A VM health status dashboard monitors CPU, memory, and disk resource contention signals for VMs in the admin cluster and user clusters.

To create an VM health status dashboard:

  1. Make sure stackdriver.disableVsphereResourceMetrics is set to false. See User cluster configuration file.

  2. Download the dashboard configuration: vm-health-status.json.

  3. Create a custom dashboard with the configuration file by running the following command:

    gcloud monitoring dashboards create --config-from-file=vm-health-status.json
  4. In the Google Cloud console, select Monitoring, or use the following button:

    Go to Monitoring

  5. Select Resources > Dashboards and view the dashboard named GKE on-prem VM health status.

  6. Optionally create alerting policies.

Create a node utilization dashboard

A node utilization dashboard shows the following utilization in the cluster:

  • Node CPU allocation ratio
  • Available vCPUs to schedule Kubernetes workload
  • Node memory allocation ratio
  • Available memory to schedule k8s workload
  • Node disk utilization ratio

To create a node utilization dashboard:

  1. Download the dashboard configuration: node-utilization.json.

  2. Use this configuration file to create a custom dashboard by running the following command:

    gcloud monitoring dashboards create --config-from-file=node-utilization.json
  3. In the Google Cloud console, select Monitoring, or use the following button:

    Go to Monitoring

  4. Select Resources > Dashboards and view the dashboard named GKE on-prem node utilization.

  5. Optionally create alerting policies.

Create an Anthos Utilization Metering dashboard

An Anthos Utilization Metering dashboard shows CPU and memory utilization in the clusters by namespace and Pod labels.

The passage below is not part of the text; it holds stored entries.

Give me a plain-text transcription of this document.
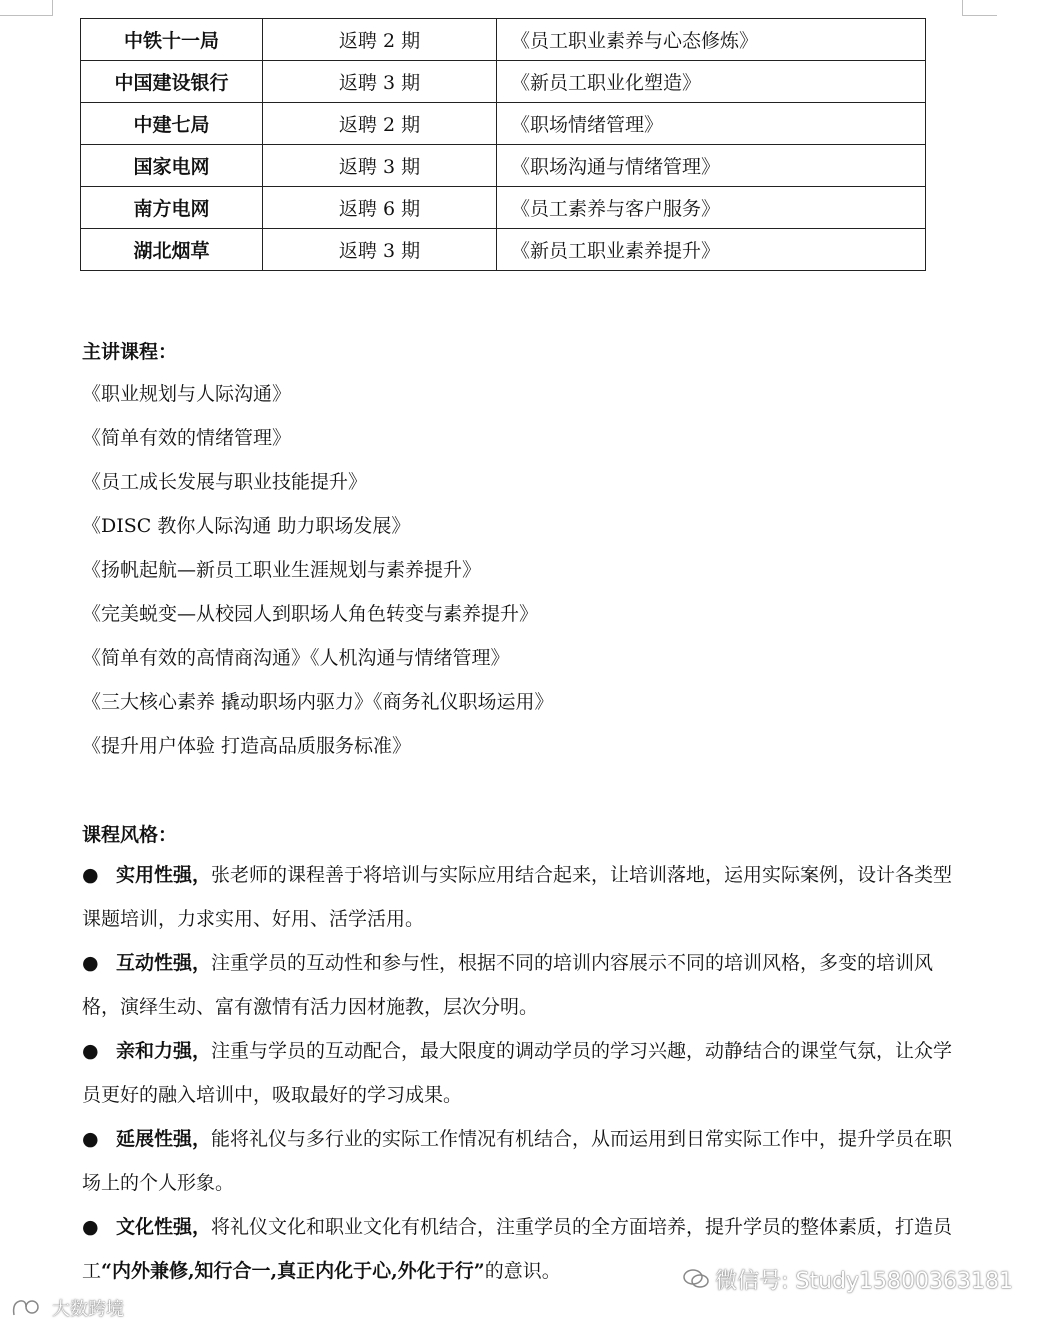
中铁十一局	返聘 2 期	《员工职业素养与心态修炼》
中国建设银行	返聘 3 期	《新员工职业化塑造》
中建七局	返聘 2 期	《职场情绪管理》
国家电网	返聘 3 期	《职场沟通与情绪管理》
南方电网	返聘 6 期	《员工素养与客户服务》
湖北烟草	返聘 3 期	《新员工职业素养提升》
主讲课程：
《职业规划与人际沟通》
《简单有效的情绪管理》
《员工成长发展与职业技能提升》
《DISC 教你人际沟通 助力职场发展》
《扬帆起航—新员工职业生涯规划与素养提升》
《完美蜕变—从校园人到职场人角色转变与素养提升》
《简单有效的高情商沟通》《人机沟通与情绪管理》
《三大核心素养 撬动职场内驱力》《商务礼仪职场运用》
《提升用户体验 打造高品质服务标准》
课程风格：
● 实用性强，张老师的课程善于将培训与实际应用结合起来，让培训落地，运用实际案例，设计各类型课题培训，力求实用、好用、活学活用。
● 互动性强，注重学员的互动性和参与性，根据不同的培训内容展示不同的培训风格，多变的培训风格，演绎生动、富有激情有活力因材施教，层次分明。
● 亲和力强，注重与学员的互动配合，最大限度的调动学员的学习兴趣，动静结合的课堂气氛，让众学员更好的融入培训中，吸取最好的学习成果。
● 延展性强，能将礼仪与多行业的实际工作情况有机结合，从而运用到日常实际工作中，提升学员在职场上的个人形象。
● 文化性强，将礼仪文化和职业文化有机结合，注重学员的全方面培养，提升学员的整体素质，打造员工“内外兼修,知行合一,真正内化于心,外化于行”的意识。	微信号: Study15800363181
大数跨境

To create an Anthos Utilization Metering dashboard:

  1. Download the dashboard configuration: anthos-utilization.json.

  2. Use this configuration file to create a custom dashboard by running the following command:

    gcloud monitoring dashboards create --config-from-file=anthos-utilization.json
  3. In the Google Cloud console, select Monitoring, or use the following button:

    Go to Monitoring

  4. Select Resources > Dashboards and view the dashboard named Anthos Utilization Metering.

  5. Optionally create alerting policies.